‘O ciucciariello di Vietri è un asinello sardo
Fu Richard Dolker, nella prima metà degli anni Venti del Novecento, a innamorarsi della figura dell’animale isolano e a trasformarlo in un’icona artisticaMentre la pavoncella, leggiadra e stilizzata, veniva eletta a simbolo iconografico della Sardegna, lui, così svilito nella sua terra, è diventato una star altrove. Nessuno è profeta in patria, nemmeno l’asinello sardo, da tempo il souvenir più venduto nelle mille botteghe della Costiera amalfitana, simbolo della tradizione artigiana del posto e marchio riconosciuto in tutto il mondo. Non c’è turista che, trascorsa una vacanza a Vietri, vada via senza un asinello di ceramica.
Uno potrebbe mai immaginare che ‘o ciucciariello non è altro che il laborioso, onesto e plebeo asino sardo? Fu Richard Dolker, nella prima metà degli anni Venti del Novecento, a innamorarsi della figura dell’asinello isolano e a trasformarlo in un’icona artistica.
Durante un viaggio in Sardegna, l’artista tedesco - che dopo la prima guerra mondiale, come molti altri ceramisti e scultori aveva lasciato la Germania per stabilirsi a Vietri sul Mare - era rimasto affascinato dalle donne che intrecciavano i giunchi per farne cestini, dalle processioni col santo, dalle barche dei pescatori e dai piccoli muli che trottavano carichi come navi merci.
Al rientro in Campania, rivide gli schizzi sul taccuino e pensò che quel minuscolo mulo poteva diventare qualcosa di grande. Ne parlò dunque col titolare della fabbrica Avallone, la più antica della cittadina, dove già aveva lavorato come pittore di piatti, e alle scene tradizionali vietresi aggiunse il nuovo modello.

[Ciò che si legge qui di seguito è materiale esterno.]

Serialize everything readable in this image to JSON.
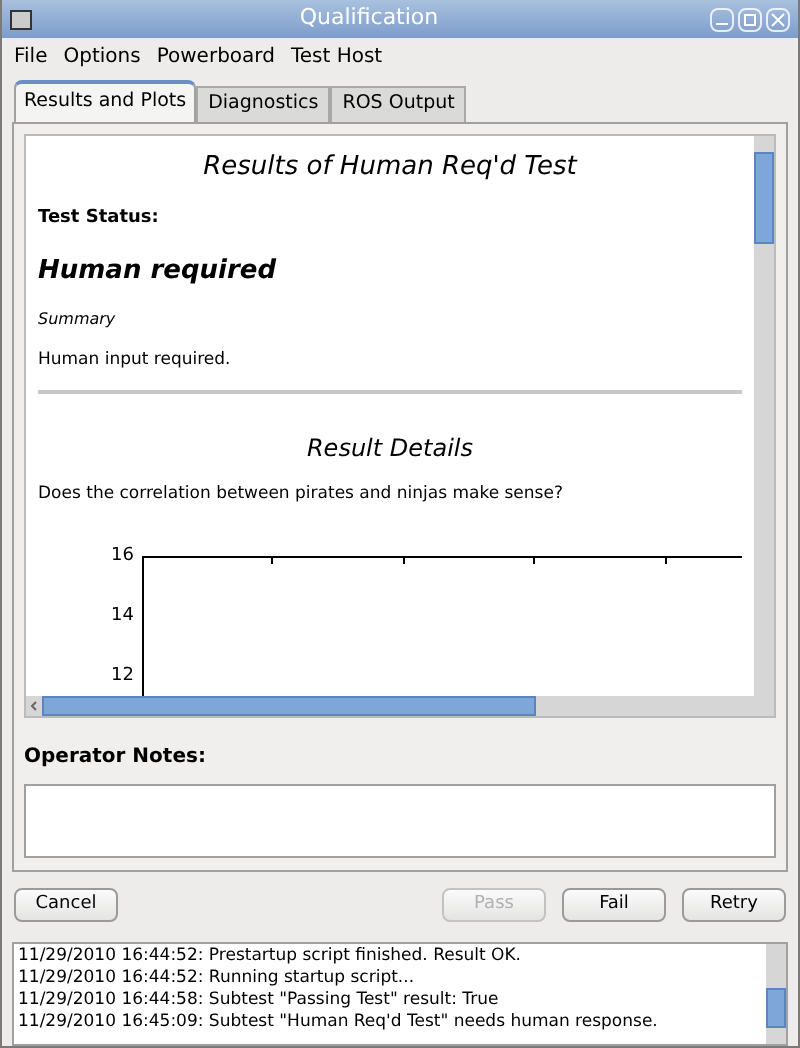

In pratica, fu grazie all’asinello sardo che nacque la scuola tedesca di ceramica di Vietri. Richard Dolker pensò che il ciuchino poteva ambire anche a dare forma a una scultura, allora appannaggio di animali ben più prestanti tipo leoni, cavalli impennati e via. Forgiò così un piccolo asinello di colore verde brillante, alto appena otto centimetri, le orecchie lunghe e le gambe sbilenche, come piegate da un carico pesantissimo. Fu un successo immediato e strabiliante, tanto che ben presto tutti gli artigiani del paese avviarono la produzione di ciucciarielli di ogni colore e di ogni foggia.
Negli anni Trenta anche Irene Kowaliska, ceramista di origine polacca (nonché artefice della moda Positano), arrivò in Sardegna su suggerimento dell’amico Richard Dolker. Inutile dirlo, pure lei - creatrice di uno stile figurativo che rievoca le scene di vita della costa amalfitana - si invaghì dell’asinello isolano. E così - mentre in Sardegna vige la dittatura iconografica della pavoncella, ormai inchiodata pure nelle copie malfatte di tazze e piatti - a Vietri del nostro piccolo mulo ne hanno fatto un’icona, un marchio di qualità.
L’asinello sardo - versioni con e senza carro, con e senza carico - sta nella vetrina con tutto il bestiario della tradizione artigiana vietrese: caprette, elefanti, alci che rimandano all’impronta della scuola tedesca.
E dire che in Sardegna dura da secoli una grande passione per le piastrelle e le stoviglie di Vietri. Fin dal Settecento la pavimentazione delle case nobiliari, e quella di molte chiese, come il Duomo di Alghero e il tempio di Mamoiada, veniva fatta con le maioliche della costa amalfitana. E nell’Ottocento le navi scaricavano nell’Isola le casse con i piatti dai colori brillanti che piacevano agli aristocratici e ai borghesi. Tante le collezioni in giro per la Sardegna, tra le più straordinarie quella di piatti vietresi conservata a Onanì dal Priorato di San Bachisio.
Quanto al nostro asinello, da cent’anni esatti si è fatto un nome altrove. È diventato un souvenir ricercato dai viaggiatori collezionisti, il simbolo di un luogo al pari del Colosseo di Roma, della Tour Eiffel di Parigi, della gondola di Venezia.